HOVE is much more sedate and ‘respectable’ than its neighbour Brighton, though the two are now officially joined at the hip by the Brighton and Hove City Council established in 1997. Its image has been that of a haven for the elderly, and indeed it does have plenty of sheltered housing and low-level flats. As part of its campaign to attract a younger set, Hove has built up a sporting image with a big sports complex offering everything from martial arts to synchronised swimming.
Hove suffered in the Thirties when some of its most important houses were demolished and replaced with ten-storey blocks of flats. Nevertheless, there are still some classic, sweeping Regency curves to be found in the Brunswick area, some good Sussex cottages near the seafront, and some fine Victorian and Victorian Gothic houses in The Avenues. Property tends to be cheaper on the outskirts, where the modern estates are situated. A two-bedroom Victorian garden flat just off the seafront could cost £250,000; a Regency balcony flat with sea views £350,000 upwards; three-bedroom family houses start at £260,000 and good family houses away from the sea can hit £1m.

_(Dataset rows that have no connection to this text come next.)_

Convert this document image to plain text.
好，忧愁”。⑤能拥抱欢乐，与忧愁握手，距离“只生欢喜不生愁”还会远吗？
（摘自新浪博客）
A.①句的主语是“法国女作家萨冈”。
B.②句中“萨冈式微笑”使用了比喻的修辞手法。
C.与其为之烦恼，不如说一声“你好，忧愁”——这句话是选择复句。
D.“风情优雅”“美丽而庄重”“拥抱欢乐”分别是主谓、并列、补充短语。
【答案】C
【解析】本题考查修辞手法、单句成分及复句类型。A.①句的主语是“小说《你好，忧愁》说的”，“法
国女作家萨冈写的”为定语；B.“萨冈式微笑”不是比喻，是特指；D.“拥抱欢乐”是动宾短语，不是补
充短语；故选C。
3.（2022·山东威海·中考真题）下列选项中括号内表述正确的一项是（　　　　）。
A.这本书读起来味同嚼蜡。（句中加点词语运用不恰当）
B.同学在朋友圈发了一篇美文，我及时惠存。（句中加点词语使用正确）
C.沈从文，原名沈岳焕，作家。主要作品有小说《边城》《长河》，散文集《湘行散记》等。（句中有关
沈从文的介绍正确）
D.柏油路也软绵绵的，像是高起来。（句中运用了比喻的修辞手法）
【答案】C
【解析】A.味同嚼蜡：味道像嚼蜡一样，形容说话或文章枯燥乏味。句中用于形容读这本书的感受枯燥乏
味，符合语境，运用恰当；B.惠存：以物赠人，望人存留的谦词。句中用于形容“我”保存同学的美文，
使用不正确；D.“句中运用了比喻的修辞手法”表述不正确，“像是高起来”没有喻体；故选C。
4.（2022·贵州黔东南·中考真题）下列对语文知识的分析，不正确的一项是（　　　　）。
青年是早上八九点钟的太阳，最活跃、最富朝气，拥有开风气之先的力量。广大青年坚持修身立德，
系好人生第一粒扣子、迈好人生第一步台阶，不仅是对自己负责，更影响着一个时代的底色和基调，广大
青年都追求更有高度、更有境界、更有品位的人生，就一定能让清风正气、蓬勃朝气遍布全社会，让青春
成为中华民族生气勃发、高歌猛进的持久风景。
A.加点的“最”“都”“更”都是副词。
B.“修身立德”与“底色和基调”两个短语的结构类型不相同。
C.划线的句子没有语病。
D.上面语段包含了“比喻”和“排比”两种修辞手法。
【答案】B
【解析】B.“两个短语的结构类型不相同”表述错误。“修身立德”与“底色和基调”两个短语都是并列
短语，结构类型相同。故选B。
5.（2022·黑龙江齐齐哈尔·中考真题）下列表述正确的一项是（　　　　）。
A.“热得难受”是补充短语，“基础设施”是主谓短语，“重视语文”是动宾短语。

The up-market sedate addresses are Tongdean Avenue, Tongdean Road and Dyke Road Avenue, with the new millionaires’ row at the west end of town where Norman Cook (aka Fat Boy Slim) and Heather Mills have houses backing on to the beach. A whole house on the seafront will start at £1m.
While Sussex County Cricket Club still calls Hove home, Brighton and Hove Albion FC were moved into temporary quarters at the Withdean Stadium in Brighton and are now awaiting the building of their new 22,000-seat stadium at Falmer on the northern outskirts of Brighton. There are two golf clubs, the West Hove and the Brighton and Hove. And there is, of course, the beach. In the last decade this sedate old lady of a town has developed a certain sparkle by acquiring a galaxy of restaurants along Church Road, which are good enough to lure foodies from Brighton and the surrounding area.